NVIDIA introduces G72 and GeForce 7300 GS
Today, 18th January 2006, sees the launch of NVIDIA's first 90nm desktop graphics processor, codenamed G72, and its first desktop SKU.The company's move to 90nm has been well discussed in the online technology press, especially since ATI have successfully made the transition already and are shipping 90nm desktop parts, produced by TSMC who NVIDIA use for G72, in reasonable and sustained quantity.
The ability to squeeze more transistors into the same space, and by association make the same design smaller by placing it on a smaller silicon process, is the current way forward for graphics chip makers, using the smaller process nodes to advance their technology.
G72
Their first 90nm product, G72 is effectively NV44, which powers GeForce 6200, in configuration. That means a single fragment quad (four pixel units), three vertex shader processors and two raster units with which to draw pixels with.However, being a GeForce 7 class processor, carrying all the basic technology of G70 and the current GeForce 7800 product family, that means support for the extras that class of GPU has over the 6-series product.
So G72 supports FP16 blending, transparency antialiasing, a dual MADD fragment ALU setup, better scalar performance in the vertex units and gamma correction for antialiasing in the ROPs, to name just a few of the additions that made it in to G70, compared to NV40, as the base architectures. We covered those here.
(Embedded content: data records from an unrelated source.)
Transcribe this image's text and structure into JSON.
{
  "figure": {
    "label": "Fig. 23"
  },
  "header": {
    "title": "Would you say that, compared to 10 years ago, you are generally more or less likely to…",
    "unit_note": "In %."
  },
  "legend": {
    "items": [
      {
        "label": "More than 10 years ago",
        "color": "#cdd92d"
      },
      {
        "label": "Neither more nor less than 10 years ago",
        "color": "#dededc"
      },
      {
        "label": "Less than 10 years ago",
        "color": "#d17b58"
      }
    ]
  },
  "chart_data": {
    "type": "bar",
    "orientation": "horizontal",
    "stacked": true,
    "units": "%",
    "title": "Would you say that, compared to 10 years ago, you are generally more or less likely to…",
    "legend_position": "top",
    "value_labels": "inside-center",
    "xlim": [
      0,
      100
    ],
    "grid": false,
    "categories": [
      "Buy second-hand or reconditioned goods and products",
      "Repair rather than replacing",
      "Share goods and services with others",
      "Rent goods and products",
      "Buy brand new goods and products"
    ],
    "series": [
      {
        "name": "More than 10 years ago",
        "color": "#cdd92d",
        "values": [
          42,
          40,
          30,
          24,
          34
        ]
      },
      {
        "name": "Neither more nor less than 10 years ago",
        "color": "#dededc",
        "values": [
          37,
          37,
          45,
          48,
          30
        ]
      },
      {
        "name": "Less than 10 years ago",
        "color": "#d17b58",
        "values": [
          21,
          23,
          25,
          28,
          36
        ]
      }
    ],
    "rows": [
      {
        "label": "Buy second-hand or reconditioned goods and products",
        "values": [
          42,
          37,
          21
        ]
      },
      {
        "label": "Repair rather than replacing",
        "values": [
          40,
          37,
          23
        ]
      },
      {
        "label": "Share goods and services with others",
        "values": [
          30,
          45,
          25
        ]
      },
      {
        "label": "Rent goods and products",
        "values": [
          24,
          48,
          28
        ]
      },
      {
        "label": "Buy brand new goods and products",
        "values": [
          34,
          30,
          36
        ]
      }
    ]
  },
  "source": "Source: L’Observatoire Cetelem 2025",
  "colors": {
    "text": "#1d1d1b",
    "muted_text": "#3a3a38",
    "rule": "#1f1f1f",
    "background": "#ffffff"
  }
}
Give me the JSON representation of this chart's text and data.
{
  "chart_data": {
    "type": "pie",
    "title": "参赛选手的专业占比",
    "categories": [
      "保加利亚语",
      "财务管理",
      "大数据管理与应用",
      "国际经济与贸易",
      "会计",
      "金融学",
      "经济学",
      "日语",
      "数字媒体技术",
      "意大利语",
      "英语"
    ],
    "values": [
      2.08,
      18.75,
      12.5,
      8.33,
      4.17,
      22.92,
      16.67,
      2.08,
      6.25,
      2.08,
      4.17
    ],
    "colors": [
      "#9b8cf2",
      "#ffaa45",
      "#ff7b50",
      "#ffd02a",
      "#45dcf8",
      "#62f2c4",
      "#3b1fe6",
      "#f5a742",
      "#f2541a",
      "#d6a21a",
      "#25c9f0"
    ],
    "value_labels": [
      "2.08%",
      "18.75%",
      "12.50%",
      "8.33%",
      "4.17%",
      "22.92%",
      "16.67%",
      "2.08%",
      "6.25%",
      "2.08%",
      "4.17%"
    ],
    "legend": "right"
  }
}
G72 also supports NVIDIA TurboCache technology, which allows it to use system memory as it if were connected directly to the GPU on the graphics board. It augments that ability to a 64-bit local memory bus - the same as NV44 - to allow it much the same configuration as we saw with GeForce 6200 TurboCache parts.
That bring us nicely on to the first G72-powered SKU.
GeForce 7300 GS
NVIDIA bring the GS moniker, currently doing great business with the GeForce 6800 GS and soon-to-come GeForce 7800 GS AGP, to the low-end of 7-series GeForce.The first available configurations are PCI Express products, powered by a 550MHz G72 with 400MHz (800MHz DDR) local memory.
NVIDIA predict performance at twice that of 6200 TurboCache 128MiB parts, which when you consider the core clock (550MHz vs 350MHz) of the G72 GPU and its basic ALU improvements, almost seems conservative.
Board Configurations
NVIDIA have two initial board configurations for G72 and GeForce 7300 GS, one a larger board with DVI and VGA, one low profile with just DVI.Pricing and Availability
Pricing should be equal to outgoing 6200 TurboCache products and availabilty starts now in Asia in time for Chinese New Year, with world-wide availability in quantity claimed for early February. Sub £100 in the UK is a definite given.Summary
With support for all of NVIDIA's current-generation technology, claimed support for decoding 1080p H.264, and an attractive price for OEM and low-end customers, the GeForce 7300 GS seems a worthy update to GeForce 6200 and makes G72 the first NVIDIA desktop GPU to be created on a 90nm major process node. TSMC are the proud fabrication partner for that effort.Look out for a full review as soon as we get our hands on one, when availability spreads out of the Asia-Pacific region to the rest of the world. Nearly all of NVIDIA's AIB partners should have a G72-based product in their lineup before long.
The rest of the NVIDIA desktop product line is set to transition to 90nm in due course in this first quarter of 2006, with those releases hot on the heels of this one.